Le superiori argomentazioni assorbono ogni altra censura.

Il Collegio dà, infine, atto della dichiarazione del difensore del Sig. Reina (consorte nell'appello iscritto al n. 873/2000 R.G.) sulla sopravvenuta carenza di interesse all'appello, che non presenta, tuttavia, natura di rinuncia al gravame proposto.

Le spese seguono la soccombenza e vengono liquidate in £. 5.000.000 (lire cinquemilioni) a carico degli appellanti da ripartire pro quota nei confronti della appellata costituita.

P.Q.M.

Il Consiglio di Giustizia Amministrativa per la Regione Siciliana in sede giurisdizionale, definitivamente pronunciando, rigetta gli appelli di cui in epigrafe.

Spese a carico degli appellanti liquidate in complessivi £. 5.000.000 (lire cinquemilioni) dei quali £. 2.500.000 (lire duemilionicinquecentomila) a carico in solido dei Sigg.ri Pinco, Aversa, Reina, Grimaldi e Lombardo e £. 2.500.000 (lire duemilionicinquecentomila) a carico in solido dei Sigg.ri Passalacqua, Badalucco e Messina in favore della Dott.ssa Donatella Catania.

Ordina che la presente decisione sia eseguita dalla Autorità Amministrativa.

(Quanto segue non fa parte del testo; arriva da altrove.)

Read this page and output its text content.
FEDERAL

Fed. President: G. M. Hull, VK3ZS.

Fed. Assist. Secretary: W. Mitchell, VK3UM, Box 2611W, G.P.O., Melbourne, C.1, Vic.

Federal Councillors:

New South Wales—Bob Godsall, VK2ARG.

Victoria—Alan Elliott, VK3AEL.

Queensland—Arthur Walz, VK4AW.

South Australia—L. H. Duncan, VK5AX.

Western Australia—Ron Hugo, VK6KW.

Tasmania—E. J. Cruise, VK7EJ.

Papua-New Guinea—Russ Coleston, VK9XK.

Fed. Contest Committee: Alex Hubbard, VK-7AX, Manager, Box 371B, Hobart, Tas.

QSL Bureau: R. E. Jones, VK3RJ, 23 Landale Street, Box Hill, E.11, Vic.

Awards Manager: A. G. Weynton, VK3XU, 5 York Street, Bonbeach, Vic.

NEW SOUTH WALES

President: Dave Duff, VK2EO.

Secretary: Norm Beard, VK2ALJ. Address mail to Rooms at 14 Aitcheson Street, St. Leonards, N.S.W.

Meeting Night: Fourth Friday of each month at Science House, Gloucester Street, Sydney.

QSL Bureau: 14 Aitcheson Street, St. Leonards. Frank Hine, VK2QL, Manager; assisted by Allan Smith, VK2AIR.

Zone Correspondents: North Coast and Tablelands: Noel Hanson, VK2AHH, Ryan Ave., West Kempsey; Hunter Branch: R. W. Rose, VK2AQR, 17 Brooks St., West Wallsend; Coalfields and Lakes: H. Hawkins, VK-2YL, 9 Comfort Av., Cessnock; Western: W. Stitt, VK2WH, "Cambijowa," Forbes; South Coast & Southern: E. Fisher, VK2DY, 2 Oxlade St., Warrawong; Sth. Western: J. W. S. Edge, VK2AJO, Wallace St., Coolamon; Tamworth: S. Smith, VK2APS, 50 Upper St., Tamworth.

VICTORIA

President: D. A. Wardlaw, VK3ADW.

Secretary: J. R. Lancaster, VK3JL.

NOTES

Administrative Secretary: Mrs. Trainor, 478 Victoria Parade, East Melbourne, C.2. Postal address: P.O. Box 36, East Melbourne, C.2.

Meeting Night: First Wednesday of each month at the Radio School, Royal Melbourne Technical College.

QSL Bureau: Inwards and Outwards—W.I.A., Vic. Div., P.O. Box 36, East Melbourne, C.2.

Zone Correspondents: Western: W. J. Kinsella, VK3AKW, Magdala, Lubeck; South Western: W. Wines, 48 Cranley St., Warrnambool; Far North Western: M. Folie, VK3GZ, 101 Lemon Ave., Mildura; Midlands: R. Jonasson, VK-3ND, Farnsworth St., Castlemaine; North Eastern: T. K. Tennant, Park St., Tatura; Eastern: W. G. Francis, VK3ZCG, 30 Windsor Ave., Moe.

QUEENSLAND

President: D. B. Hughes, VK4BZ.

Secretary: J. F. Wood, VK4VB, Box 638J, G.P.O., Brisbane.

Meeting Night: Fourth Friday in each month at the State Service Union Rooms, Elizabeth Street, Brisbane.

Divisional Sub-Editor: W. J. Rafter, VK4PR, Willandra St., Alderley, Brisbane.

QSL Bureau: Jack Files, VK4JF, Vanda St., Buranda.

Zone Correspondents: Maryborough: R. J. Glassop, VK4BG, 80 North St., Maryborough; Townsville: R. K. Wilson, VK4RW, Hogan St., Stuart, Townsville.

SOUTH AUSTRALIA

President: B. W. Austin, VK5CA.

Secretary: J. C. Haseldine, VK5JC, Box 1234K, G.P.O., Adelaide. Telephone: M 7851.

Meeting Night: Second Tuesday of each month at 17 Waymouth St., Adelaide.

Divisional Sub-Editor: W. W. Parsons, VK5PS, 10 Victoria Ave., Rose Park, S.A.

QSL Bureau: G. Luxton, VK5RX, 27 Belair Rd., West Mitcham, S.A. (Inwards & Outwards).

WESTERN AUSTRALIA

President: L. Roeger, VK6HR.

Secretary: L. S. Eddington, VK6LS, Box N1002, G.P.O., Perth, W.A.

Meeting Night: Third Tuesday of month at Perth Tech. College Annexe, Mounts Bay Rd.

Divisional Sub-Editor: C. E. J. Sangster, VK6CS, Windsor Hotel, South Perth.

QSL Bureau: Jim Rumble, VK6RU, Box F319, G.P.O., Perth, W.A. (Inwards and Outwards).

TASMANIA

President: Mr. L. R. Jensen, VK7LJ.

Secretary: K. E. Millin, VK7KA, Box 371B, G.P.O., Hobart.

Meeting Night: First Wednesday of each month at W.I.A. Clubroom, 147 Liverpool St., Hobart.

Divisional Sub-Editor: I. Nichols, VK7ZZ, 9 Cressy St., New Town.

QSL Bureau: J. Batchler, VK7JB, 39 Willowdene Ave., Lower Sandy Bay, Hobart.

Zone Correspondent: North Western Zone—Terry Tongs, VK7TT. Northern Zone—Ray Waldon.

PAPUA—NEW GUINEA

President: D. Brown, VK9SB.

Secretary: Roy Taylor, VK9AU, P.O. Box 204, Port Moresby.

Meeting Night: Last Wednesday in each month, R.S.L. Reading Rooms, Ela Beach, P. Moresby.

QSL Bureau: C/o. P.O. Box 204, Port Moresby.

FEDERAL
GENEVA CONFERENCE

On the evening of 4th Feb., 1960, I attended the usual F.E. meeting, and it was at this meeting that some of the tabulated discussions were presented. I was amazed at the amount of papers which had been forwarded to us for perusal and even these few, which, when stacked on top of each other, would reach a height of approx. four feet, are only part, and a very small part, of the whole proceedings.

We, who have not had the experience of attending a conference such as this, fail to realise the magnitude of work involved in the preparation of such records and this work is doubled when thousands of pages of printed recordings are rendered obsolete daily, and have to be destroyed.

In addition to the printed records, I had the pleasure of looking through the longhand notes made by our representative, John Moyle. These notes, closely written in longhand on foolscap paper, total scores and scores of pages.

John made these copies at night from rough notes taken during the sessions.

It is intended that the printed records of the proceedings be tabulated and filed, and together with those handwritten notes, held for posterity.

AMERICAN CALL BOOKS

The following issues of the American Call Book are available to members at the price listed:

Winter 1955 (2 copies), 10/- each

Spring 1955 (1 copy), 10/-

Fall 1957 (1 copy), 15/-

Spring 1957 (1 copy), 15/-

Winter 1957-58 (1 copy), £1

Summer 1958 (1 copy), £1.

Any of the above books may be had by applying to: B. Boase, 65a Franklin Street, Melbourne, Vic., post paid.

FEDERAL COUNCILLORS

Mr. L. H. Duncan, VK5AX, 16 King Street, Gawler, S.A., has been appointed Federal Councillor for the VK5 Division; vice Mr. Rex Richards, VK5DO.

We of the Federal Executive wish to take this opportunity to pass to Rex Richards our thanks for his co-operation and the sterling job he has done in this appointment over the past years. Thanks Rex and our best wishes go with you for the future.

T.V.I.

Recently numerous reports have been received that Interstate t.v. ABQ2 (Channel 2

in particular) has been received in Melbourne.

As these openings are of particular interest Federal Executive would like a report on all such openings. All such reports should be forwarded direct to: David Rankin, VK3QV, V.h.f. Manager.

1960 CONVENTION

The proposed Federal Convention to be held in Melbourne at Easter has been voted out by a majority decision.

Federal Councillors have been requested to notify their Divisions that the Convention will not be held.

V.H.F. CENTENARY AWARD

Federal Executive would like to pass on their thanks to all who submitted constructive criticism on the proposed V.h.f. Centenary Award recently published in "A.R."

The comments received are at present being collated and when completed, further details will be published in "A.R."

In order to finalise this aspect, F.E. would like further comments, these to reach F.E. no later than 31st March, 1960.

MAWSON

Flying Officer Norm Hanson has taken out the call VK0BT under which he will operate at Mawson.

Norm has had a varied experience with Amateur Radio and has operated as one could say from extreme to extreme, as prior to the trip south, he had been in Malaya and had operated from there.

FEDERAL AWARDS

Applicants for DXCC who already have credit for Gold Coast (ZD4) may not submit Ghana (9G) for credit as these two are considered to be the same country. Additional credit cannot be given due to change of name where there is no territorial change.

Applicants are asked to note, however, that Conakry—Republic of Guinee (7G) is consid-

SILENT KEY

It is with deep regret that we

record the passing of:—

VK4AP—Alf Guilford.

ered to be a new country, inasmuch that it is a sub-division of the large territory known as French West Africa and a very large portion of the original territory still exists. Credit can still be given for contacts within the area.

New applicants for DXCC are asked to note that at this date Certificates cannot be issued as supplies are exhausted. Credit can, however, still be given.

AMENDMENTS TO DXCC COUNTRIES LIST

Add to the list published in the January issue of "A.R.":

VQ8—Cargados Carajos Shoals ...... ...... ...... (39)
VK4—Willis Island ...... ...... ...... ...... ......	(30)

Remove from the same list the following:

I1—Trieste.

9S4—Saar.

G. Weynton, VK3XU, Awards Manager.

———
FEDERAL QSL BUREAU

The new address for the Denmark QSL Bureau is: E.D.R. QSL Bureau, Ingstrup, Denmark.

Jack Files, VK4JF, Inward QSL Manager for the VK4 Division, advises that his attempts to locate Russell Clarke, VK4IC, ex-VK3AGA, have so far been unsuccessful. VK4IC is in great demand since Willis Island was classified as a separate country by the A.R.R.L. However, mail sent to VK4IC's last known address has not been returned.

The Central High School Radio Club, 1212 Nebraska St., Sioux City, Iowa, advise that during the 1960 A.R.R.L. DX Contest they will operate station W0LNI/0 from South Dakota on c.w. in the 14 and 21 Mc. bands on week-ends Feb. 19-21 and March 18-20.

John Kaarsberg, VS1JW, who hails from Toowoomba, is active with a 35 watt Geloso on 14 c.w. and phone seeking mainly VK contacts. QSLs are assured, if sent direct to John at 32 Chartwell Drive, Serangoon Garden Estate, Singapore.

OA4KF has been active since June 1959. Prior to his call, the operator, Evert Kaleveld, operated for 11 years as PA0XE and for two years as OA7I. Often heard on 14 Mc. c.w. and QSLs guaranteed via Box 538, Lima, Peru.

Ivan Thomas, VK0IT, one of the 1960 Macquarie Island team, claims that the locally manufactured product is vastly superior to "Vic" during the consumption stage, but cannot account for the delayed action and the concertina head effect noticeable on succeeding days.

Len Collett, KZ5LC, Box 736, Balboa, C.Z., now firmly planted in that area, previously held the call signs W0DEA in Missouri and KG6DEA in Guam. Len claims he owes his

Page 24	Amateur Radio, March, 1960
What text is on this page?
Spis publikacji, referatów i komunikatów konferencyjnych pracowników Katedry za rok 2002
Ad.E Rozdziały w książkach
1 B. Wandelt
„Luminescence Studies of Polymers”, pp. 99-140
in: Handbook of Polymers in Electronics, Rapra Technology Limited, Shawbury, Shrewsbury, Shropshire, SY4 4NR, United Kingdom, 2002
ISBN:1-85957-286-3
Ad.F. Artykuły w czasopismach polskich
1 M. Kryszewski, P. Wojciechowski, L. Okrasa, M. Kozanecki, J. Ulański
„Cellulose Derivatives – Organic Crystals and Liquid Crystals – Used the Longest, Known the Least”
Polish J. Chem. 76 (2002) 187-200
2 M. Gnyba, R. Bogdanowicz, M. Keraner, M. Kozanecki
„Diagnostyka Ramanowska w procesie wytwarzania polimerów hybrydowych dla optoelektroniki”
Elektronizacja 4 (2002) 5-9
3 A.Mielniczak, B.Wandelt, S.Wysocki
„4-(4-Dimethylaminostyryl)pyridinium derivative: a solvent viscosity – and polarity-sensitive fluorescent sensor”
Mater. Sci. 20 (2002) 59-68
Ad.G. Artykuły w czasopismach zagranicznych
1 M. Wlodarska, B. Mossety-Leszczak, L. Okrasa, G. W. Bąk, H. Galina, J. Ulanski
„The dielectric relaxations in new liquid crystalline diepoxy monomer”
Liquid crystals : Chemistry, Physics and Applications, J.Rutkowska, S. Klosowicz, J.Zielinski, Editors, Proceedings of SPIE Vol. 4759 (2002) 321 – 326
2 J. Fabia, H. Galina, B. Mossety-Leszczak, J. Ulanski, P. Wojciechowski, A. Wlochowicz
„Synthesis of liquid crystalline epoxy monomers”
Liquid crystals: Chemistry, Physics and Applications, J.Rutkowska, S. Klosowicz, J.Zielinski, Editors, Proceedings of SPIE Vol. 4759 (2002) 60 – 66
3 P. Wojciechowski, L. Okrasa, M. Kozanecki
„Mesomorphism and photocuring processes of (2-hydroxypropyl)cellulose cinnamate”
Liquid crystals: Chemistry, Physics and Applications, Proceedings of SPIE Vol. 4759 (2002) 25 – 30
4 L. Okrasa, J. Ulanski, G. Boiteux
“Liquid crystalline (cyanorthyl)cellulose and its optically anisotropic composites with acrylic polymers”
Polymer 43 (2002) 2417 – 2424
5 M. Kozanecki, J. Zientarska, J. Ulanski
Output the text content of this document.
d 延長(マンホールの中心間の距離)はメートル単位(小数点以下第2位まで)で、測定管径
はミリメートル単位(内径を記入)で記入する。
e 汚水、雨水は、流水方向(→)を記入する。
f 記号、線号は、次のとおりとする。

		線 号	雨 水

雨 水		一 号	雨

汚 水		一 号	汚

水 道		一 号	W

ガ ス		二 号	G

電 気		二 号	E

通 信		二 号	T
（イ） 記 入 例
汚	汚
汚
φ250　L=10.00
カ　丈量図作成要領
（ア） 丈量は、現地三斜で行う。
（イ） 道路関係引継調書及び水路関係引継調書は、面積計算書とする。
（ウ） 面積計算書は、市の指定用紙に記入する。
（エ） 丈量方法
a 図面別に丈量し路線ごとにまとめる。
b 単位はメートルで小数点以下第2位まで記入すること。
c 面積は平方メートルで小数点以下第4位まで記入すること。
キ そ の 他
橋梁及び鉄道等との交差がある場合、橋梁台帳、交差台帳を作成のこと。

Così deciso in Palermo nella Camera di Consiglio del 17 gennaio 2001 dal Consiglio di Giustizia Amministrativa per la Regione Siciliana in sede giurisdizionale, con l'intervento dei Signori: Claudio Varrone, Presidente, Raffaele Carboni, Paolo Turco, Raffaele Tommasini, Antonio Andò, estensore, componenti.

Depositata in segreteria il 25 settembre 2001.